Décès d'origine criminelle

Contexte

Interpellation(s) d'individu(s)

Arme utilisée

Homicide par arme à feu

Samedi 30 Mars 1907. Les agents Tazard et Vasseur ont pris leur service de nuit aux Quatre-Chemins à Aubervilliers (Seine), un secteur difficile qui concentre nombre d’activités interlopes. Vers onze heures du soir, alors qu’ils circulent à pieds sur l’Avenue de la République, ils sont alertés par les cris d’une victime à la poursuite de son voleur. Louis Thellier, dix-neuf ans, vient effectivement de dérober une bicyclette appartenant à un militaire du 71e régiment d’infanterie en permission, et qui venait de la déposer près d’un débit de vins.
Les policiers aperçoivent l’homme à bicyclette dépourvue de lanterne, qui filait éperdument, et l’interceptent à l’angle de la rue des Cités. Après une arrestation mouvementée, le bandit était maitrisé par les deux agents aidés par la victime. Conduit en direction du poste avec difficultés, Thellier oppose une vive résistance.

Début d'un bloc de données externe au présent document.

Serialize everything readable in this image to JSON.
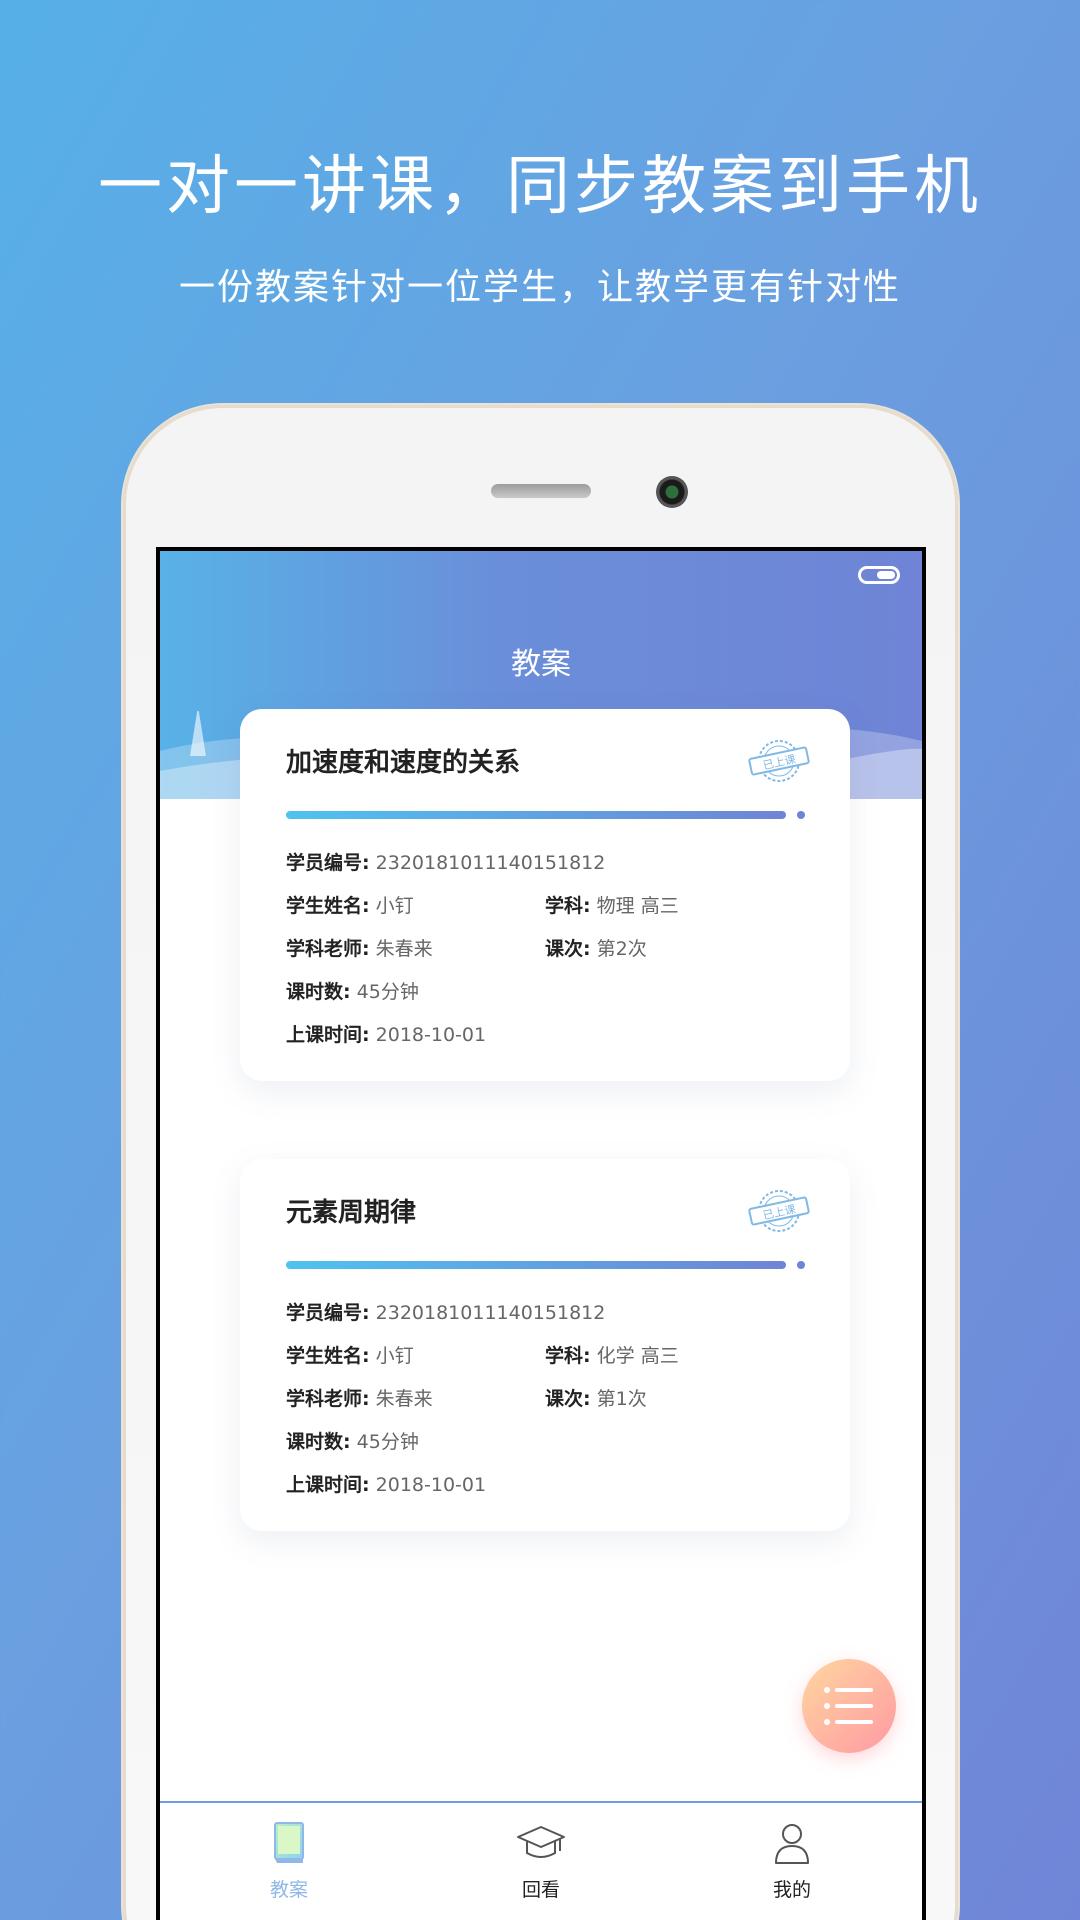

Parvenus à l’intersection de la rue Duvivier, ce dernier avise d’une voix retentissante une bande de rôdeurs, qu’il incite à lui venir en aide.
La dizaine de voyous se ruent sur les agents et déploient des coups pour libérer Thellier. Victime de plusieurs estafilades de stylet, l’agent Tazard tente de saisir son arme de service ; mais dans le même temps, l’agent Vasseur, qui luttait difficilement pour retenir Thellier avec son cabriolet, s’est vu dérober son arme de service !

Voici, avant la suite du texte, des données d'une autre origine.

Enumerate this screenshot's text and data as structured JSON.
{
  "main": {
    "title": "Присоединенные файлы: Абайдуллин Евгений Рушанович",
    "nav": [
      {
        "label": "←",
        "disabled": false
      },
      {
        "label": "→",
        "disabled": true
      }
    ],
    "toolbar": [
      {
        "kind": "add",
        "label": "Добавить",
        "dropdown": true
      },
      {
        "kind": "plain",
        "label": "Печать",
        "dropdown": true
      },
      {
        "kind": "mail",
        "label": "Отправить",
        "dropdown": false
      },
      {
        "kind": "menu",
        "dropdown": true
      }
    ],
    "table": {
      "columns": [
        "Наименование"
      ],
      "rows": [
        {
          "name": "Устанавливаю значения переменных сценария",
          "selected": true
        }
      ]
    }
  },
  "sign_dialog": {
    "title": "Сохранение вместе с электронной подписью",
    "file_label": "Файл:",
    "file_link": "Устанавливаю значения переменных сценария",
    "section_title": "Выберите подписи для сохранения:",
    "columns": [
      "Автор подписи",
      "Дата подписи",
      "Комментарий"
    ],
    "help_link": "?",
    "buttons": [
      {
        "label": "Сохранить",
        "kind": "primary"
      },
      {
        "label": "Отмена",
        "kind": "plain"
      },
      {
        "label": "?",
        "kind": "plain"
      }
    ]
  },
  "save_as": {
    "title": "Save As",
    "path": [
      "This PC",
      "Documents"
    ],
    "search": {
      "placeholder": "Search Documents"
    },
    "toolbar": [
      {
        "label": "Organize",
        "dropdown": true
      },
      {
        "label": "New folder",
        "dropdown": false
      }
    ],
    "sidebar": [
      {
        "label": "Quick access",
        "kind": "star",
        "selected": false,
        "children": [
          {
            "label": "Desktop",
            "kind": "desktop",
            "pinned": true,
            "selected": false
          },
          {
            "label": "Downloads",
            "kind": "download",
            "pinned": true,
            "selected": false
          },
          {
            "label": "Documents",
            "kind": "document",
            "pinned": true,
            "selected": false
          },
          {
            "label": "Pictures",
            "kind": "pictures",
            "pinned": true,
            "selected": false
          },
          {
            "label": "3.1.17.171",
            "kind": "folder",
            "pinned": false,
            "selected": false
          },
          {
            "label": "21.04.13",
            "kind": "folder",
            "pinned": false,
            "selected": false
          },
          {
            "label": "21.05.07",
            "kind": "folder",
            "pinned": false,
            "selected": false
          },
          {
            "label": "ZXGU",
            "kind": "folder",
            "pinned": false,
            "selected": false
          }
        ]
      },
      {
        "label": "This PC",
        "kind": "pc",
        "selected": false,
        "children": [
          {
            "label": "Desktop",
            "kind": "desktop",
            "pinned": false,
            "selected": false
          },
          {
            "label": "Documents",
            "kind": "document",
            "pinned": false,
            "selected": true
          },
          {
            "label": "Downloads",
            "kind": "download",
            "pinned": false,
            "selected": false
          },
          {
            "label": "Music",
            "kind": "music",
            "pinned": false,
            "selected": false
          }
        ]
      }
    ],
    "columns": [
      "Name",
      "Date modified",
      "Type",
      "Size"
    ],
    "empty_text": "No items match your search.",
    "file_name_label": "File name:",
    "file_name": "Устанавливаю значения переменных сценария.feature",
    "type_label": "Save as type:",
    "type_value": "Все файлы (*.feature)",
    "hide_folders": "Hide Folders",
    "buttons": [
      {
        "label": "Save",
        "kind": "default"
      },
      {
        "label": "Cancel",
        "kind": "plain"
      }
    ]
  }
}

Le malfaiteur Antonin Gailly, vingt ans, tire aussitôt à une reprise et tue l’agent Tazard, frappé par le projectile qui l’atteint à la poitrine. Armé d’un petit revolver, un complice tire également à deux reprises. L’agent Vasseur est chassé par le reste de la bande.
Trois autres agents, MM. Davy, Bourgeois et Daumarie, alertés par les coups de feu, se précipitent pour prêter main forte. La bande prend la fuite, une quinzaine de coups de feu ont été tirés. Avec le concours de plusieurs témoins, Gailly est interpellé et le revolver d’ordonnance utilisé pour le meurtre est retrouvé dans la matinée sur l’Avenue de la République, jeté dans une cour d’immeubles.
Âgé de trente-et-un an, le sergent de ville Emile Tazard était célibataire, sans enfant. Il demeurait avec son jeune frère au 12, Boulevard de Stains. Très instruit et expérimenté, ses camarades le surnommaient amicalement l’instituteur.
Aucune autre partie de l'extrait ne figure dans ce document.